Diese Geschichte hat kein Datum, wie es so schön heißt in der Medienplanung. Das bedeutet, dass es keinen konkreten Aufhänger braucht, um sie zu bringen. Flohmärkte finden ständig statt, auch solche mit Szenefaktor. Durchschnittlich alle sechs bis acht Wochen ist beispielsweise ein Wiener Partykollektiv auf seinem zweiten Geschäftsfeld aktiv – schon vor circa sieben Jahren veranstaltete die Tingeltangel Crew rund um Bernhard Tobola einen Flohmarkt, damals eher im Freundeskreis. „Mir ist aufgefallen, dass viele Leute in unserem Umfeld gern auf Flohmärkte gehen“, erinnert sich der DJ und Organisator.

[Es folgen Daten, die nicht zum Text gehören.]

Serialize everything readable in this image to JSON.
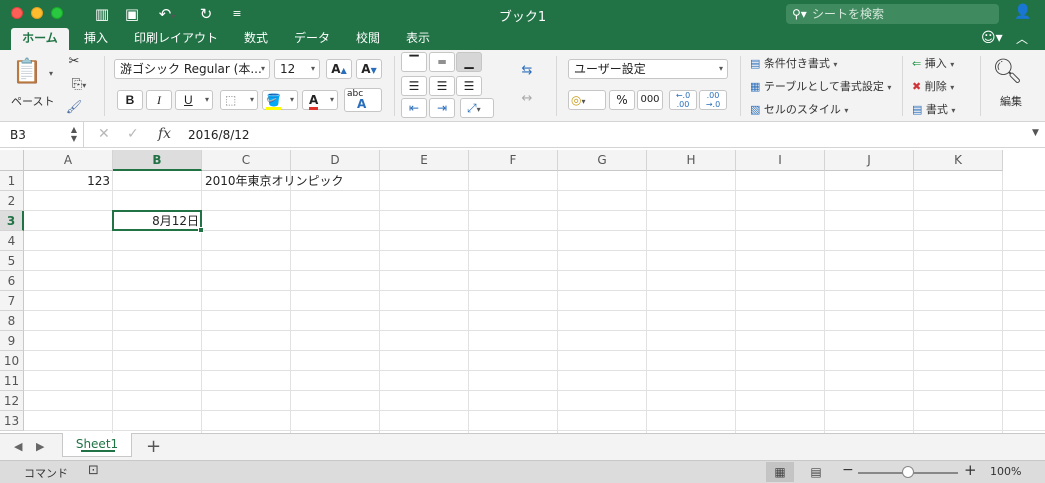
{
  "window": {
    "title": "ブック1",
    "search_placeholder": "シートを検索"
  },
  "tabs": [
    {
      "label": "ホーム",
      "active": true
    },
    {
      "label": "挿入"
    },
    {
      "label": "印刷レイアウト"
    },
    {
      "label": "数式"
    },
    {
      "label": "データ"
    },
    {
      "label": "校閲"
    },
    {
      "label": "表示"
    }
  ],
  "ribbon": {
    "paste_label": "ペースト",
    "font_name": "游ゴシック Regular (本...",
    "font_size": "12",
    "bold": "B",
    "italic": "I",
    "underline": "U",
    "wrap_abc": "abc",
    "number_format": "ユーザー設定",
    "percent": "%",
    "comma": "000",
    "conditional_format": "条件付き書式",
    "format_as_table": "テーブルとして書式設定",
    "cell_styles": "セルのスタイル",
    "insert": "挿入",
    "delete": "削除",
    "format": "書式",
    "edit": "編集",
    "accent_color": "#217346"
  },
  "formula_bar": {
    "name_box": "B3",
    "fx": "fx",
    "value": "2016/8/12"
  },
  "grid": {
    "columns": [
      "A",
      "B",
      "C",
      "D",
      "E",
      "F",
      "G",
      "H",
      "I",
      "J",
      "K"
    ],
    "rows": [
      "1",
      "2",
      "3",
      "4",
      "5",
      "6",
      "7",
      "8",
      "9",
      "10",
      "11",
      "12",
      "13"
    ],
    "selected_column": "B",
    "selected_row": "3",
    "cells": {
      "A1": "123",
      "C1": "2010年東京オリンピック",
      "B3": "8月12日"
    }
  },
  "sheets": {
    "tabs": [
      "Sheet1"
    ],
    "add": "+"
  },
  "status": {
    "mode": "コマンド",
    "zoom": "100%"
  }
}
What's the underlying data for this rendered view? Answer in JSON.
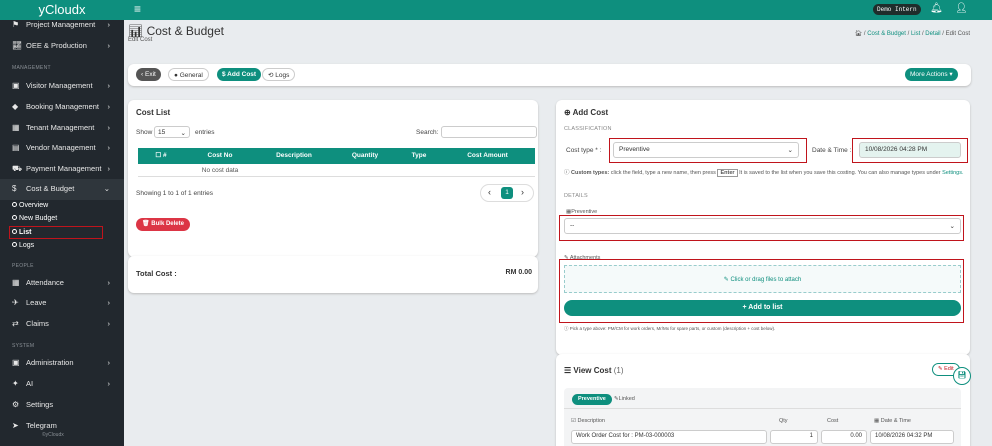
{
  "topbar": {
    "brand": "yCloudx",
    "menu_icon": "hamburger-icon",
    "user": "Demo Intern",
    "bell_icon": "bell-icon",
    "user_icon": "user-icon"
  },
  "sidebar": {
    "items_top": [
      {
        "label": "Project Management",
        "icon": "project-icon"
      },
      {
        "label": "OEE & Production",
        "icon": "chart-icon"
      }
    ],
    "heading_management": "MANAGEMENT",
    "management": [
      {
        "label": "Visitor Management",
        "icon": "id-card-icon"
      },
      {
        "label": "Booking Management",
        "icon": "tag-icon"
      },
      {
        "label": "Tenant Management",
        "icon": "building-icon"
      },
      {
        "label": "Vendor Management",
        "icon": "vendor-icon"
      },
      {
        "label": "Payment Management",
        "icon": "cart-icon"
      },
      {
        "label": "Cost & Budget",
        "icon": "dollar-icon"
      }
    ],
    "cost_sub": [
      "Overview",
      "New Budget",
      "List",
      "Logs"
    ],
    "heading_people": "PEOPLE",
    "people": [
      {
        "label": "Attendance",
        "icon": "calendar-icon"
      },
      {
        "label": "Leave",
        "icon": "plane-icon"
      },
      {
        "label": "Claims",
        "icon": "exchange-icon"
      }
    ],
    "heading_system": "SYSTEM",
    "system": [
      {
        "label": "Administration",
        "icon": "admin-icon"
      },
      {
        "label": "AI",
        "icon": "ai-icon"
      },
      {
        "label": "Settings",
        "icon": "gear-icon"
      },
      {
        "label": "Telegram",
        "icon": "telegram-icon"
      }
    ],
    "footer": "©yCloudx"
  },
  "page": {
    "title": "Cost & Budget",
    "subtitle": "Edit Cost",
    "crumbs": [
      "Cost & Budget",
      "List",
      "Detail",
      "Edit Cost"
    ]
  },
  "toolbar": {
    "exit": "Exit",
    "general": "General",
    "add_cost": "$ Add Cost",
    "logs": "Logs",
    "more_actions": "More Actions ▾"
  },
  "cost_list": {
    "title": "Cost List",
    "show": "Show",
    "entries_value": "15",
    "entries": "entries",
    "search": "Search:",
    "columns": [
      "#",
      "Cost No",
      "Description",
      "Quantity",
      "Type",
      "Cost Amount"
    ],
    "empty": "No cost data",
    "info": "Showing 1 to 1 of 1 entries",
    "page": "1",
    "bulk_delete": "Bulk Delete"
  },
  "total": {
    "label": "Total Cost :",
    "value": "RM 0.00"
  },
  "add_cost": {
    "title": "Add Cost",
    "classification": "CLASSIFICATION",
    "cost_type_label": "Cost type *",
    "cost_type_value": "Preventive",
    "date_label": "Date & Time",
    "date_value": "10/08/2026 04:28 PM",
    "custom_note_a": "Custom types:",
    "custom_note_b": "click the field, type a new name, then press",
    "enter": "Enter",
    "custom_note_c": "It is saved to the list when you save this costing. You can also manage types under",
    "settings_link": "Settings.",
    "details": "DETAILS",
    "preventive_label": "Preventive",
    "select_placeholder": "--",
    "attachments": "Attachments",
    "attach_hint": "Click or drag files to attach",
    "add_to_list": "+ Add to list",
    "footnote": "Pick a type above: PM/CM for work orders, Mr/Mx for spare parts, or custom (description + cost below)."
  },
  "view_cost": {
    "title": "View Cost",
    "count": "(1)",
    "edit": "Edit",
    "tab_active": "Preventive",
    "tab_linked": "Linked",
    "col_desc": "Description",
    "col_qty": "Qty",
    "col_cost": "Cost",
    "col_date": "Date & Time",
    "row_desc": "Work Order Cost for : PM-03-000003",
    "row_qty": "1",
    "row_cost": "0.00",
    "row_date": "10/08/2026 04:32 PM"
  },
  "colors": {
    "primary": "#0e8f7e",
    "sidebar": "#22282e",
    "danger": "#dc3545",
    "highlight": "#c0141c"
  }
}
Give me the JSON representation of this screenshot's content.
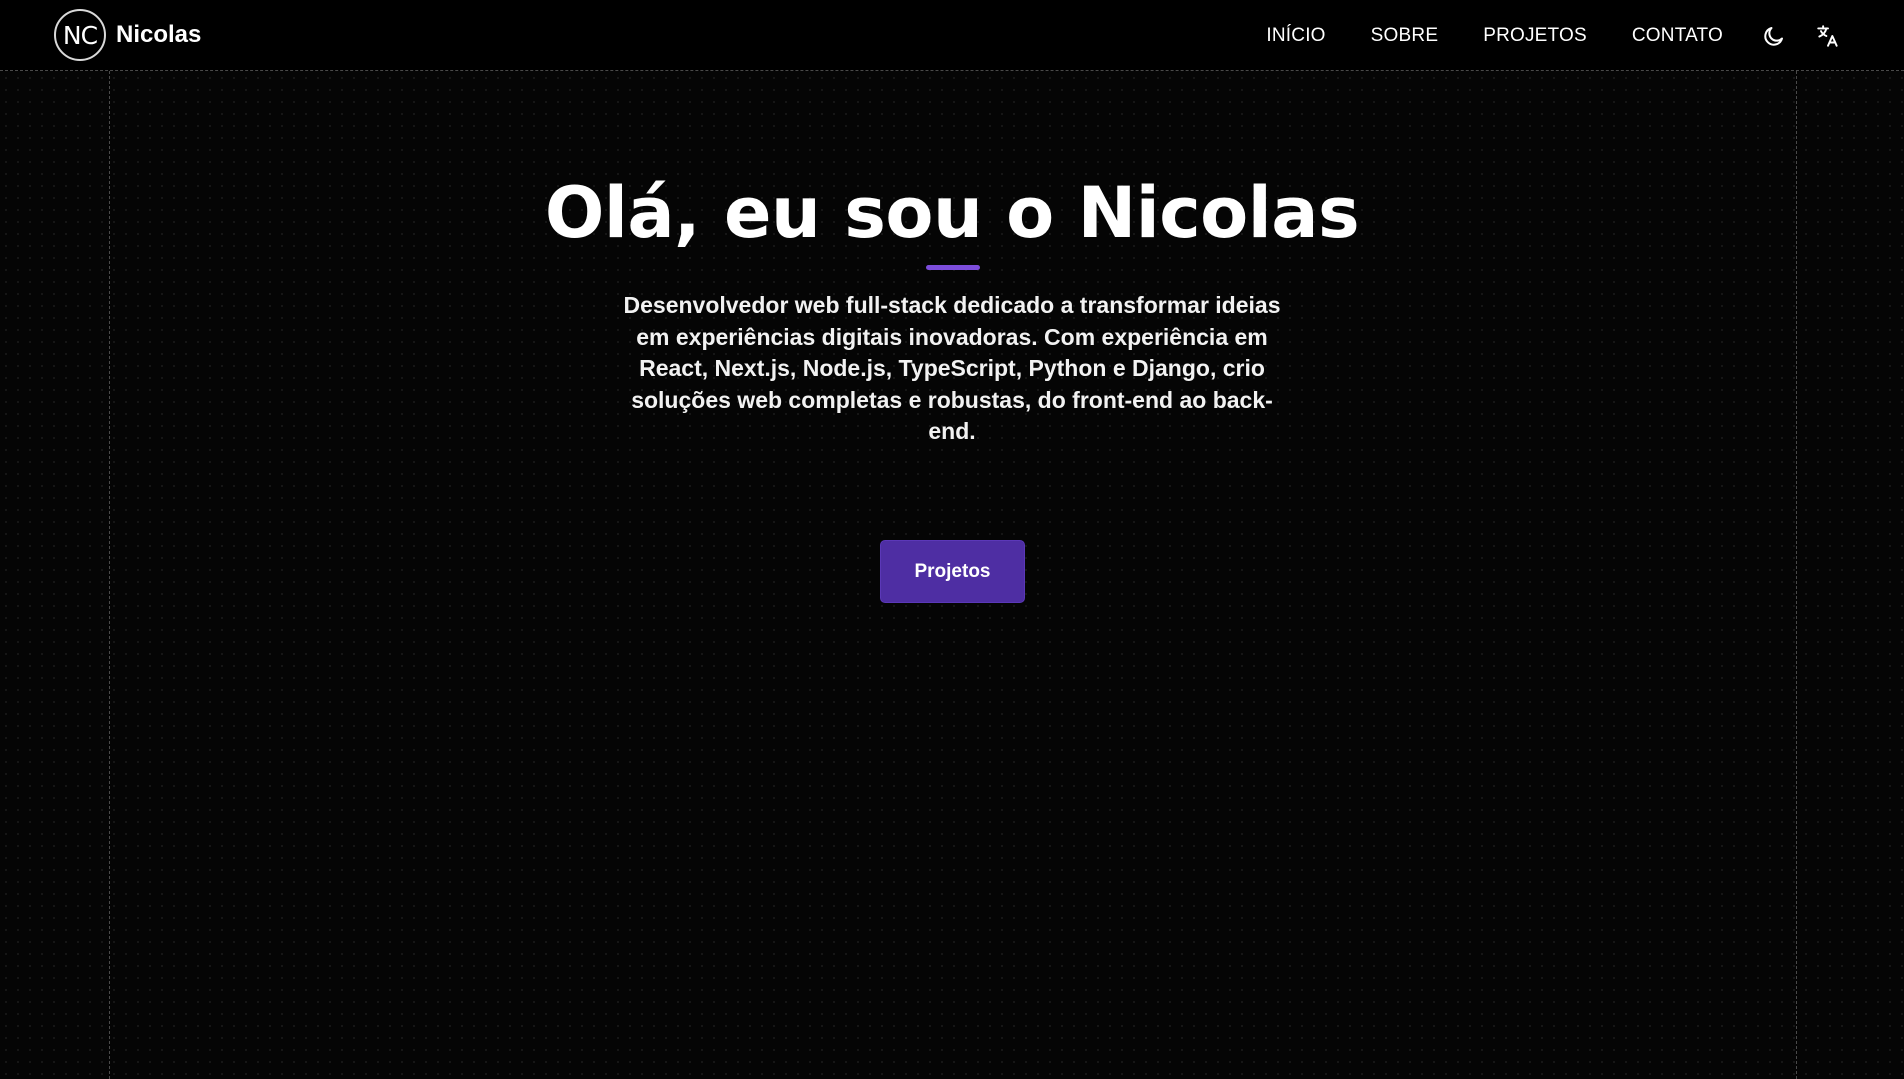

Kleidung, Platten und elektronische Geräte standen im Fokus. Als dann irgendwann 1000 Leute kamen, war klar, dass man die Sache professionell durchplanen musste. Heute stehen den Followern des Clubbetriebs etwa gleich viel Markt-Fans gegenüber. Auch Tobola selbst suchte gern nach Kleidungsstücken abseits des aktuellen Trends. Andererseits hatte er mit Tingeltangel die Blickfang Design-messe musikalisch betreut und den Modepalast in seiner Entwicklung ein Stück weit begleitet. In seinen Anfängen war der Modepalast für viele ein Schritt von DIY zum Businesscase Modelabel. Viele Wiener Labels, die heute im 7. und anderen Bezirken mit Shops vertreten sind, begannen dort ihre Karriere. Originelle Mode von kleinen Labels, bei denen man weiß, wer daran verdient, bilden ein sympathisches Gegenmodell zu überteuerten Designerstücken, die vielleicht im selben Sweatshop genäht wurden wie die Ware vom Textil-diskonter. Trotzdem will man natürlich schick sein, woraus sich ein Dilemma ergibt, wenn man nachhaltig leben möchte. Wenn man aber gebrauchte Designstücke kauft, ist man aus dem moralischen Schneider. Auch die uralte Digitalkamera ist obsolet, funktioniert aber noch – irgendwer kann sie wohl brauchen. Nicht zuletzt pragmatischere Gründe wie Platzmangel führten dazu, dass Leute ihre alten Sachen auf die Märkte trugen – die findige Leute wie Bernhard Tobola dann organisierten. Er gibt seinen Teilnehmern Empfehlungen, was sie sinnvollerweise anbieten sollen und in welcher Qualität, sonst lässt er ihnen aber freie Hand.
Stilzyklen
Andere Markt-Macher selektieren die Anbieter, um beispielsweise einen besonders feinen Markt für Second-Hand- Design zusammenzustellen, oder eine bestimmte Subkultur anzusprechen. Im subkulturellen Sinn kann man auch Antiquitäten- und Altwarenhandel nicht nur als Beruf betrachten. Alexander Bechstein beispielsweise begleitete schon als Kind seinen Vater auf Flohmärkte. Der Vater sammelte mit wechselndem Fokus, was sich zunächst auf den Sohn übertrug. Gewissermaßen überwand letzterer das Sammeln durch Professionaliserung: Bechstein betreibt die Vintagerie in der Nelkengasse. Dieses Geschäft beschreibt sich als „modernist showroom“ und verkauft Einrichtungsgegenstände der Nachkriegszeit, mit Fokus auf österreichische Schmuckstücke aus den 1950ern und 1960ern. Bechsteins Geschäftspartner Peter Lindenberg wurde ebenfalls familiär geprägt, er begleitete seinen Vater, der klassische Antiquitäten suchte, zu Wohnungsbesichtigungen. Der alternative Fokus der Vintagerie ergab sich für Lindenberg aus seiner „Vorliebe für Unterbewertetes“, erklärt er. Lange Zeit waren bloß Jugendstilmöbel und Älteres anerkannt, wenn jemand auf Antiquitäten aus war.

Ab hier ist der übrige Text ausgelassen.